Figure 2.

Identifying fragmented MetRS variants that metabolically label proteins with Anl. (a) DNA that contains a terminator, promoter (P_T7), and ribosomal binding site was randomly inserted into the MetRS gene to create a library of vectors that express two-piece MetRS variants⁸. (b) Growth of E. coli CS50-DE3 cells in the absence of Met is compared for cells that express a functional MetRS truncation comprised of residues 1-548 and split MetRS variants.
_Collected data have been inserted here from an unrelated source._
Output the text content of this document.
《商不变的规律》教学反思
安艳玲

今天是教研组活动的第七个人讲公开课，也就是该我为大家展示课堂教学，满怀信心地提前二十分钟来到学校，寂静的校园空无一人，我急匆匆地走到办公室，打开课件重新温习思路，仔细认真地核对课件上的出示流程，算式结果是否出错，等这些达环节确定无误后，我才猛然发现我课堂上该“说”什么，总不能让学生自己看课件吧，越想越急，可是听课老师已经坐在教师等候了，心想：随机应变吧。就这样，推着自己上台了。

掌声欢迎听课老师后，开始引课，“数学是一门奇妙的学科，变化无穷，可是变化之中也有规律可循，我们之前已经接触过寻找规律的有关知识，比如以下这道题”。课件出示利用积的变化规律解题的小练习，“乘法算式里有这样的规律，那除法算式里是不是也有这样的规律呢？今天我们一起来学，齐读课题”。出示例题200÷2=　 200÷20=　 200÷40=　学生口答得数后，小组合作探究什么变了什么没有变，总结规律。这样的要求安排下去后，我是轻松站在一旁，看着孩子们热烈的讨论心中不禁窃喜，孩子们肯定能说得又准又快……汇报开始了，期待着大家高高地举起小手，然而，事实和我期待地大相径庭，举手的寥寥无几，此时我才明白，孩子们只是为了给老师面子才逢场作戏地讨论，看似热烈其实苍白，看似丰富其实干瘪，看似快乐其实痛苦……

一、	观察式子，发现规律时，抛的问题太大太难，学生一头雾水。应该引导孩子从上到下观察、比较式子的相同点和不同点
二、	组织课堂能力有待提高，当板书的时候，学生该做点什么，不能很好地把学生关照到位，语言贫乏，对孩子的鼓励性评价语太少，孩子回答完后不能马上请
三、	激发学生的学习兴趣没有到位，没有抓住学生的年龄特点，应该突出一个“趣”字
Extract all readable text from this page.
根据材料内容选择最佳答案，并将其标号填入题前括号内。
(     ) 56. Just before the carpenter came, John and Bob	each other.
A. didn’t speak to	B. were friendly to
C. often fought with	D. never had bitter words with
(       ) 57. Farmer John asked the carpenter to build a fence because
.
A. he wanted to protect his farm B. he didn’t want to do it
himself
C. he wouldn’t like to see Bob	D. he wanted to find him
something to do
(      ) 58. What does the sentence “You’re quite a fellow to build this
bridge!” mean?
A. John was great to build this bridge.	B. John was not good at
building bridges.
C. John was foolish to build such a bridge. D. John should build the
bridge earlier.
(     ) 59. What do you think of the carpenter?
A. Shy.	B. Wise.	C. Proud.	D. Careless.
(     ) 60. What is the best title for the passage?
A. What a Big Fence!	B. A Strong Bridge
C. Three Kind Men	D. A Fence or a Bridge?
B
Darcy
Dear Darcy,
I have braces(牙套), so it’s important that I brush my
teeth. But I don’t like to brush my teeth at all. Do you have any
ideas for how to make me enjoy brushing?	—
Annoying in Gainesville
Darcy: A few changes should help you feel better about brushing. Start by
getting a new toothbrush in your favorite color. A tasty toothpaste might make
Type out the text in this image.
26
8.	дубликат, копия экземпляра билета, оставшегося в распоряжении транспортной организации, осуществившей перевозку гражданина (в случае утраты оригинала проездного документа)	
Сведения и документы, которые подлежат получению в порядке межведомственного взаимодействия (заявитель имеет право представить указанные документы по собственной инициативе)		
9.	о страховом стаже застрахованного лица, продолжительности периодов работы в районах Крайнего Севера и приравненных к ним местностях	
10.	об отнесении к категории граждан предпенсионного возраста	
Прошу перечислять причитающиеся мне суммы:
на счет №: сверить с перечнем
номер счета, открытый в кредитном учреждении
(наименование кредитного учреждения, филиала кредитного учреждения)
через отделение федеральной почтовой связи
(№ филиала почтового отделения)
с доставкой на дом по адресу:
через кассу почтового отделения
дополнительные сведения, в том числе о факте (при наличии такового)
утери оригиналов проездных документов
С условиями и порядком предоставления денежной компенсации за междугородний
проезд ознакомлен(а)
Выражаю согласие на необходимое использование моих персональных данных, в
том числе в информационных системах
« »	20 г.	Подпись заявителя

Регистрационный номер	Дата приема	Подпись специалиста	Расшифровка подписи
Ten-fold serial dilutions of cells were spotted on M9-agar plates and growth was imaged after 24 h. (c) Complementation strengths of fragmented MetRS variants, which were named based on the last residue encoded by their N-terminal fragments. (d) Color coding of the connective polypeptide [CP, blue], Rossmann fold [R, green], KMSKS [K, orange], and anticodon-binding [AB, purple] domains maps the locations of backbone fission (yellow spheres) in functional variants onto the MetRS structure¹¹. (e) Structure of Anl (1), which can be detected in proteins after reaction with alkyne-functionalized tetramethylrhodamine (TAMRA) dye (2). Copper-catalyzed azide-alkyne cycloaddition (3) results in a stable triazole linkage. (f) Cells expressing the split NLL-MetRS and PLL-MetRS from the vectors selected using bacterial complementation were grown in the presence of Anl, and cell lysates were treated with TAMRA-alkyne dye. In-gel fluorescence image shows TAMRA labeling, which indicates Anl incorporation into cellular proteins. Colloidal blue staining (bottom) was performed to compare protein loading across lanes.